Morrison offers states $1.25b health boost


The Morrison government is set to offer the states and territories an extra $1.25 billion for health services such as cancer treatment and mental health.

Prime Minister Scott Morrison will sit down with the premiers and chief ministers in Adelaide on Wednesday for his first Council of Australian Governments meeting since taking over in August.

The $1.25 billion Community Health and Hospitals Program will fund projects and services in every state and territory.

The prime minister is attempting to blunt one of federal Labor’s most potent campaign attack lines by throwing big money at health.

The coalition program is about $500 million more than Labor’s proposed “Better Hospitals” fund.

Projects covered under the scheme include specialist services such as cancer treatment, rural health infrastructure, drug and alcohol treatment, disease management and mental health.

“We will deliver more doctors, more nurses and more health services into every state and territory,” Mr Morrison said.

“This is the tangible benefit of a strong economy and it’s why I am so committed to keeping our economy strong.”

The program is designed to complement Commonwealth spending on public hospitals.

Ahead of the national leaders meeting, Mr Morrison has also asked each of the states and territories to nominate areas to send new migrants.

More international students are expected to move to regional areas and states get full control over federal infrastructure funding if NSW gets its way.

NSW Premier Gladys Berejiklian wants more control over migration as her state battles with congestion due to years of under-investment in infrastructure.

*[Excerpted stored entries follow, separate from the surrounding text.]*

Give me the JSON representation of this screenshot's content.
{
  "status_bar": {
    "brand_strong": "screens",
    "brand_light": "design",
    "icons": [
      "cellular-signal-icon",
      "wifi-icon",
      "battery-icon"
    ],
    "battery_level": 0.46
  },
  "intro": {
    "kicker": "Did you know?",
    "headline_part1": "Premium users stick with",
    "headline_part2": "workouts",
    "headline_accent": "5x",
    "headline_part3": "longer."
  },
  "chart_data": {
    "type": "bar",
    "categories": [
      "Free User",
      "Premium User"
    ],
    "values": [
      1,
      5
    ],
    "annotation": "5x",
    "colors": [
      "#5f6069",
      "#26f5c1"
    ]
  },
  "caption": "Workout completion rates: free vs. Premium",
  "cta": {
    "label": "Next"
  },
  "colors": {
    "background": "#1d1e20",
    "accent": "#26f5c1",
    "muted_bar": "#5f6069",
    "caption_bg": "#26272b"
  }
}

“For far too long, NSW has been burdened with ballooning population growth without us being properly consulted on the targets, where people will live and what services and infrastructure growing communities will need,” she said ahead of Wednesday’s meeting.

NSW wants more international students to go to the regions, with figures showing 98.8 per cent of 220,000 students in NSW study in Sydney.

The state is also calling for “complete discretion” on where federal infrastructure funding is spent, more migration data, and more say on where migrants go.

South Australian Premier Steven Marshall wants more international students, skilled migrants and to retain more school leavers and university graduates.

Mr Morrison is also set to raise the issue of governments paying small businesses on time, and will seek an agreement to settle accounts within 20 days.

Queensland Premier Annastacia Palaszczuk wants to talk about euthanasia, as part of the discussion around aged care, and will again raise the issue of cyber-bullying.

With a NSW election in March and a federal poll in May, the leaders will also receive a report on how to improve the cybersecurity of electoral systems.